What does that headline mean? Consider this scenario that came from a recent DPL support call. A high-end integrator has a job with several screens including, let’s just call it, a “super projector” along with the best media storage product out there and a ton of other goodies. The integrator does his due diligence and uses the best, at least in his mind, supporting products that will allow the system to perform well out to 4K 60Hz and beyond.
Over the course of a few weeks the prewire is completed and he’s now just waiting for final trimout to bring in the hardware. It arrives on time and the job gets scheduled for final installation. All the proper pretesting of the equipment is done before it goes out to the site — every connector, cable, power strip, etc., using the exact system that will go into the job.
Between hanging displays, motorized screen installations, and outfitting racks of electronics and cables, it takes two days.
Finally, it’s time to start firing up all the gear and running full tests using the installed matrix switcher to operate the A/V. The projector is calibrated and running smoothly. The Apple TV starts up, perfect picture. The media server delivers the same.
The owner also has an older DVD player he wanted to use with the killer new projector — mainly because he wanted to play some discs of family and friends to reminisce their earlier days. No big deal, right? Wrong — it was a very important impetus of the project for him. And what happened? Turns out, the older DVD player would not work on the projector, which was the farthest display in the system.
How could this be? Every manufacturer was contacted about this DVD mystery, because other non-family discs from that same era wouldn’t work either. One of the equipment manufacturers referred him to DPL Labs. The integrator even considered flying us to the site to fix this thing, that’s how much it meant to the client.
We got to work dissecting every component that provided any support to the projector. There was only one device used for it that the rest of the system did not see — a 10-meter cable in the wall going to the projector. That was not going to come out for any kind of testing, though.
During the troubleshooting we asked the installer if he tried a new cable from the output of the matrix switcher to the projector. He had, but with the same model and length.
We asked him to replace that with a short 3-meter copper cable and temporarily relocate the DVD player close to the input of the projector. Boom — the family video came up and the tension subsided.

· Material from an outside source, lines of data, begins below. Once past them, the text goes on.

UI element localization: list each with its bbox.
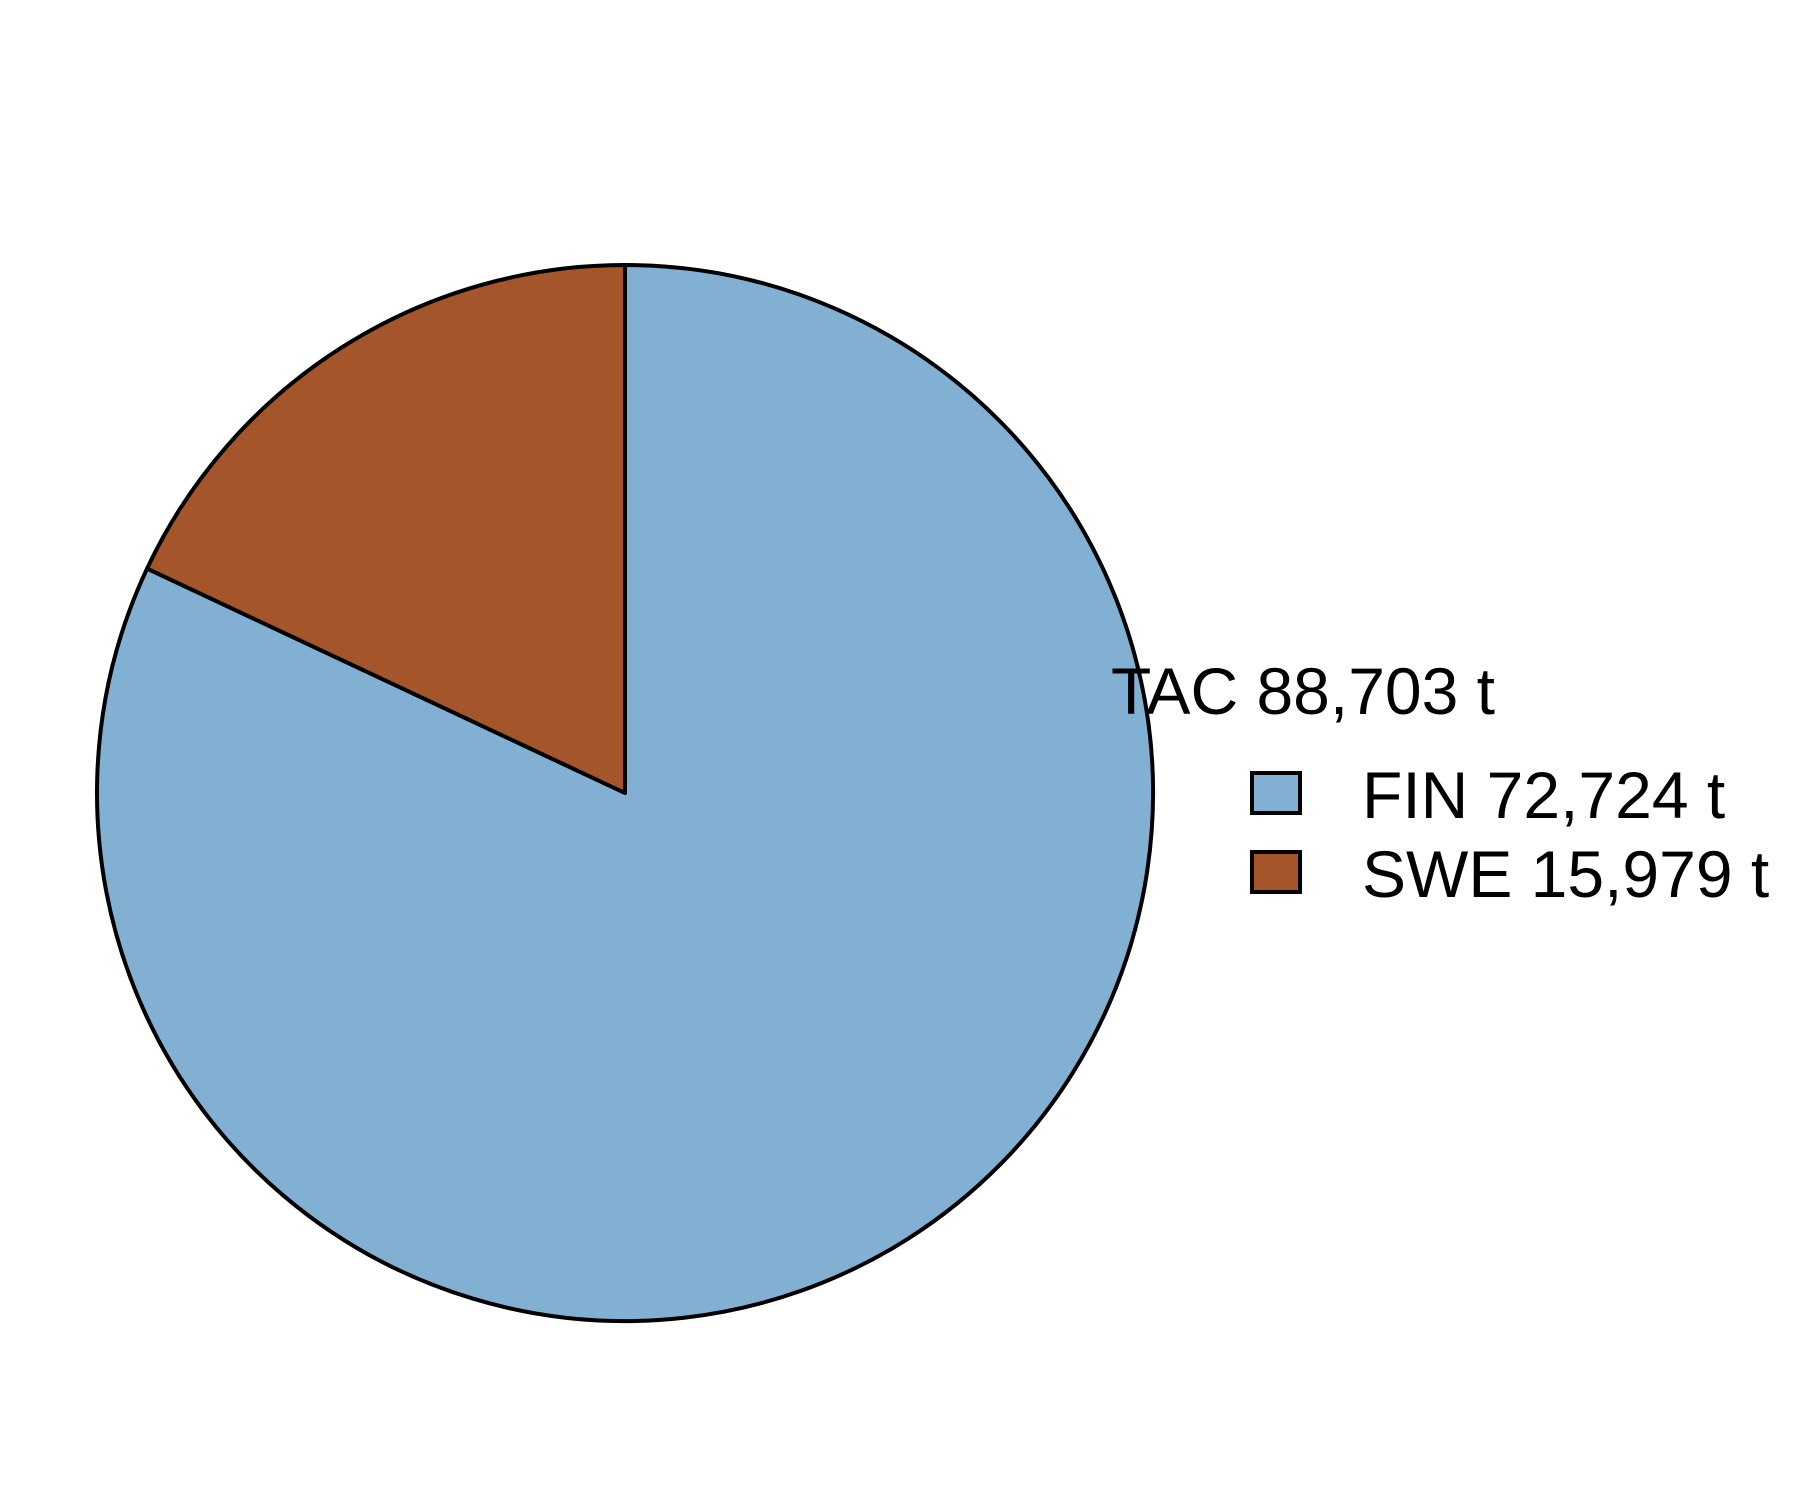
legend-swatch-swe (1250, 850, 1302, 894)
legend-swatch-fin (1250, 771, 1302, 815)
legend-title: TAC 88,703 t (1111, 654, 1495, 728)
pie-slices (95, 263, 1155, 1323)
legend-label-swe: SWE 15,979 t (1362, 837, 1769, 911)
pie-slice-swe (145, 263, 627, 795)
legend-label-fin: FIN 72,724 t (1362, 758, 1725, 832)
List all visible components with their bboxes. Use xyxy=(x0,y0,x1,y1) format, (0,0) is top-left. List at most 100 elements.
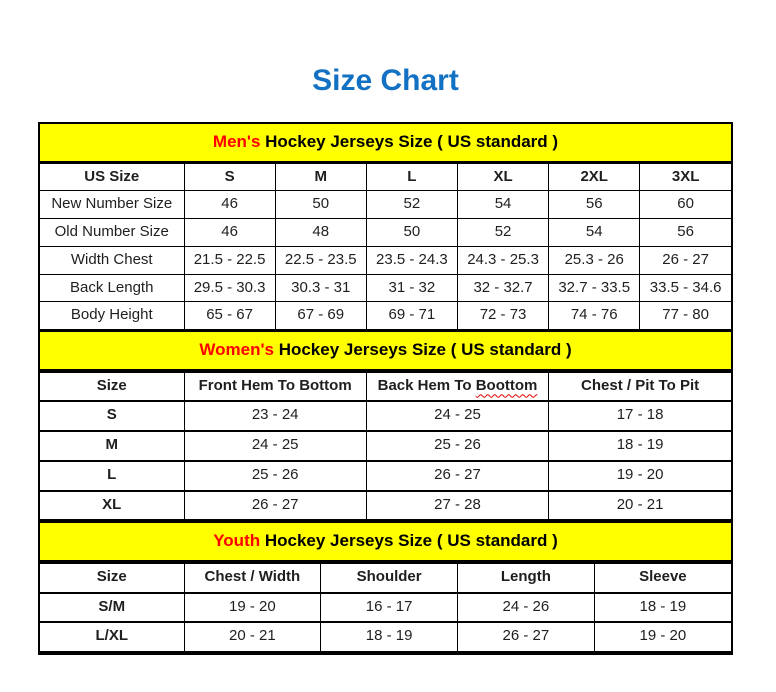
youth-column-header: Length xyxy=(457,561,595,594)
mens-row-label: Old Number Size xyxy=(40,218,185,247)
cell-value: 18 - 19 xyxy=(548,430,731,462)
cell-value: 50 xyxy=(365,218,458,247)
cell-value: 60 xyxy=(639,190,731,220)
mens-row-label: Back Length xyxy=(40,273,185,303)
womens-table-row: M 24 - 25 25 - 26 18 - 19 xyxy=(40,430,731,462)
cell-value: 52 xyxy=(456,218,550,247)
size-chart: Men's Hockey Jerseys Size ( US standard … xyxy=(38,122,733,656)
mens-row-label: Width Chest xyxy=(40,245,185,275)
youth-band: Youth Hockey Jerseys Size ( US standard … xyxy=(40,521,731,562)
cell-value: 46 xyxy=(183,218,276,247)
cell-value: 25 - 26 xyxy=(365,430,550,462)
youth-table: Size Chest / Width Shoulder Length Sleeve S/… xyxy=(40,561,731,654)
cell-value: 26 - 27 xyxy=(365,459,550,492)
cell-value: 19 - 20 xyxy=(593,621,731,654)
womens-row-label: L xyxy=(40,459,185,492)
page-title: Size Chart xyxy=(312,64,459,97)
mens-column-header: M xyxy=(274,162,367,192)
cell-value: 74 - 76 xyxy=(548,301,641,331)
cell-value: 24 - 25 xyxy=(365,400,550,433)
cell-value: 54 xyxy=(548,218,641,247)
cell-value: 19 - 20 xyxy=(183,591,322,624)
cell-value: 31 - 32 xyxy=(365,273,458,303)
youth-column-header: Shoulder xyxy=(320,561,458,594)
cell-value: 46 xyxy=(183,190,276,220)
youth-table-row: L/XL 20 - 21 18 - 19 26 - 27 19 - 20 xyxy=(40,621,731,654)
womens-section: Women's Hockey Jerseys Size ( US standar… xyxy=(40,330,731,522)
cell-value: 56 xyxy=(639,218,731,247)
cell-value: 72 - 73 xyxy=(456,301,550,331)
mens-table-row: Width Chest 21.5 - 22.5 22.5 - 23.5 23.5 - … xyxy=(40,245,731,275)
womens-header-row: Size Front Hem To Bottom Back Hem To Boott… xyxy=(40,370,731,403)
youth-header-row: Size Chest / Width Shoulder Length Sleeve xyxy=(40,561,731,594)
youth-row-label: L/XL xyxy=(40,621,185,654)
mens-column-header: 3XL xyxy=(639,162,731,192)
mens-column-header: S xyxy=(183,162,276,192)
cell-value: 33.5 - 34.6 xyxy=(639,273,731,303)
womens-column-header: Back Hem To Boottom xyxy=(365,370,550,403)
womens-table: Size Front Hem To Bottom Back Hem To Boott… xyxy=(40,370,731,522)
mens-table-row: New Number Size 46 50 52 54 56 60 xyxy=(40,190,731,220)
mens-column-header: US Size xyxy=(40,162,185,192)
cell-value: 56 xyxy=(548,190,641,220)
cell-value: 26 - 27 xyxy=(457,621,595,654)
cell-value: 52 xyxy=(365,190,458,220)
cell-value: 32.7 - 33.5 xyxy=(548,273,641,303)
mens-column-header: 2XL xyxy=(548,162,641,192)
cell-value: 48 xyxy=(274,218,367,247)
mens-band: Men's Hockey Jerseys Size ( US standard … xyxy=(40,124,731,163)
mens-row-label: Body Height xyxy=(40,301,185,331)
cell-value: 22.5 - 23.5 xyxy=(274,245,367,275)
womens-row-label: S xyxy=(40,400,185,433)
cell-value: 20 - 21 xyxy=(183,621,322,654)
mens-table-row: Body Height 65 - 67 67 - 69 69 - 71 72 - 73 7… xyxy=(40,301,731,331)
cell-value: 65 - 67 xyxy=(183,301,276,331)
womens-band-text: Hockey Jerseys Size ( US standard ) xyxy=(273,340,572,360)
cell-value: 24.3 - 25.3 xyxy=(456,245,550,275)
cell-value: 19 - 20 xyxy=(548,459,731,492)
cell-value: 30.3 - 31 xyxy=(274,273,367,303)
mens-section: Men's Hockey Jerseys Size ( US standard … xyxy=(40,124,731,331)
womens-band-category: Women's xyxy=(199,340,274,360)
cell-value: 77 - 80 xyxy=(639,301,731,331)
womens-table-row: L 25 - 26 26 - 27 19 - 20 xyxy=(40,459,731,492)
header-text: Back Hem To xyxy=(377,376,476,394)
cell-value: 16 - 17 xyxy=(320,591,458,624)
womens-row-label: M xyxy=(40,430,185,462)
mens-column-header: L xyxy=(365,162,458,192)
womens-table-row: S 23 - 24 24 - 25 17 - 18 xyxy=(40,400,731,433)
mens-table: US Size S M L XL 2XL 3XL New Number Size 46 50 52… xyxy=(40,162,731,331)
youth-column-header: Sleeve xyxy=(593,561,731,594)
cell-value: 32 - 32.7 xyxy=(456,273,550,303)
youth-column-header: Chest / Width xyxy=(183,561,322,594)
youth-table-row: S/M 19 - 20 16 - 17 24 - 26 18 - 19 xyxy=(40,591,731,624)
cell-value: 50 xyxy=(274,190,367,220)
womens-table-row: XL 26 - 27 27 - 28 20 - 21 xyxy=(40,489,731,522)
youth-row-label: S/M xyxy=(40,591,185,624)
misspelled-word: Boottom xyxy=(475,376,538,394)
mens-header-row: US Size S M L XL 2XL 3XL xyxy=(40,162,731,192)
youth-section: Youth Hockey Jerseys Size ( US standard … xyxy=(40,521,731,654)
youth-column-header: Size xyxy=(40,561,185,594)
cell-value: 26 - 27 xyxy=(183,489,367,522)
youth-band-text: Hockey Jerseys Size ( US standard ) xyxy=(260,531,558,551)
womens-column-header: Front Hem To Bottom xyxy=(183,370,367,403)
cell-value: 17 - 18 xyxy=(548,400,731,433)
mens-band-text: Hockey Jerseys Size ( US standard ) xyxy=(260,132,559,151)
womens-band: Women's Hockey Jerseys Size ( US standar… xyxy=(40,330,731,371)
cell-value: 23.5 - 24.3 xyxy=(365,245,458,275)
womens-column-header: Size xyxy=(40,370,185,403)
cell-value: 24 - 25 xyxy=(183,430,367,462)
cell-value: 21.5 - 22.5 xyxy=(183,245,276,275)
cell-value: 25 - 26 xyxy=(183,459,367,492)
cell-value: 20 - 21 xyxy=(548,489,731,522)
cell-value: 67 - 69 xyxy=(274,301,367,331)
cell-value: 26 - 27 xyxy=(639,245,731,275)
cell-value: 54 xyxy=(456,190,550,220)
cell-value: 23 - 24 xyxy=(183,400,367,433)
mens-column-header: XL xyxy=(456,162,550,192)
youth-band-category: Youth xyxy=(213,531,261,551)
cell-value: 25.3 - 26 xyxy=(548,245,641,275)
cell-value: 18 - 19 xyxy=(320,621,458,654)
womens-row-label: XL xyxy=(40,489,185,522)
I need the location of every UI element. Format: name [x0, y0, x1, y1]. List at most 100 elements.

So why did it not work via the prewired cable in the wall, when all the new products worked perfectly for 4K 60Hz at 18Gbps?
There are some pretty impressive products out there; we test them all the time. However, sometimes you have to look a bit further to see just how “super” these products are. It turns out the cable the integrator used was specially characterized for “super speed” — in other words, the manufacturer had no intention of supporting the older 480i resolution.
The low data rate Eye Pattern response proved the manufacturer intentionally rolled it off to guarantee the best 18Gbps transmission possible (see Fig 1). Compare that to the same cable, in Fig 2, at 6Gbps. The problem was resolved by installing an inexpensive scaler in the system that brought it up to 1080p. Done!
The integrator lost four days on this job and who knows how much trust from the client. It’s another example of why you should check your products — and then check them again for all of the parameters the customer expects.